Price action in Wednesday trade was certainly very interesting, with the session deferring to some consolidation and taking a break from the recent trend of broad based USD and safe-haven currency buying.
Price action in Wednesday trade was certainly very interesting, with the session deferring to some consolidation and taking a break from the recent trend of broad based USD and safe-haven currency buying. The Euro, Sterling, Aussie, Kiwi and Cad all managed to post some marginal gains, while the Franc traded flat and the Yen sold off a bit. Technically, all seemed to be quite normal, but fundamentally, some traders were left scratching their heads after the latest round of U.S. data produced results that would have normally forced a much greater deal of volatility and panic reaction than we had seen. Given the way things had been going over the past several days since the latest escalation in risk aversion, it was quite surprising to see a North American close which resulted in higher equities and currencies following a disastrous round of durable goods and new home sales which were the worst on record.
Relative Performance Versus USD Thursday (As of 10:20GMT)
Technically, the picture has not changed, and despite the latest market moves back into risk, we believe this reaction will only be short-lived, with the greater risk for a resumption of U.S. equity selling and USD buying on fears of a double dip global recession. Perhaps risk takers were looking for an opportunity to buy into dips with the equity markets pulling back to attractive intraday levels, but we would attribute the latest round of risk buying to the expectation that US officials will now look to implement yet another wave of accommodative policies to help alleviate any strains felt from the slowing economy.

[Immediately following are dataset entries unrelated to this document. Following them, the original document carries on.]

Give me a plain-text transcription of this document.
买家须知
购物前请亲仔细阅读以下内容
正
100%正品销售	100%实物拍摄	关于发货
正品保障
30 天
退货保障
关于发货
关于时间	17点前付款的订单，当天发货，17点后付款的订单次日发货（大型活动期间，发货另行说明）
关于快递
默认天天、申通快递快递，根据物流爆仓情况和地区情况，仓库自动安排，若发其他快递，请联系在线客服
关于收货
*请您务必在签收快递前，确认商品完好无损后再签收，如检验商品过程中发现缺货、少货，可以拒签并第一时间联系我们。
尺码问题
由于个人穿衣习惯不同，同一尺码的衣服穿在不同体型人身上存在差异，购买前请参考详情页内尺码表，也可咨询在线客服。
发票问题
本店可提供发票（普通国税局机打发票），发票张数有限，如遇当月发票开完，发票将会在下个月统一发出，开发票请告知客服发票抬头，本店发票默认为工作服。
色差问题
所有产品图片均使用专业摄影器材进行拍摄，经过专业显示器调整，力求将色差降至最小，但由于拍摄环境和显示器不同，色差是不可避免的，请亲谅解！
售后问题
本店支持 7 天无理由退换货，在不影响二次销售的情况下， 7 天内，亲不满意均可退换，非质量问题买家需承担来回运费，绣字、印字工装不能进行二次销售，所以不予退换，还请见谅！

In our opinion this is a backwards and misguided way of looking at the overall picture, with bulls seeing opportunity because investor hands will be held even tighter during these trying times. Instead, we are concerned that the severity of this latest economic crisis is not being taken as seriously as it should be, and today’s data is a clear reflection of this fact. As such, we believe that cooler heads will ultimately prevail, and the risks from here are for renewed equity selling and a resumption of broad based USD buying even against the Yen and Swissie. Despite their recent appeal, both the Yen and Swissie are highly overbought and officials in Japan and Switzerland are growing increasingly concerned with the negative impact of the stronger currencies on their local economies.
On the data front, European releases were mostly in line with consensus estimates, with the only real surprise coming from a much better than expected UK CBI retail sales print. Looking ahead, U.S. initial jobless claims (485k expected) and continuing claims (4500k expected) are due at 12:30GMT, followed by the RPX composite at 13:00GMT. U.S. equity futures point to a slightly higher open, while oil stands out and trades over 1% higher. Meanwhile gold prices have done a good job of going nowhere.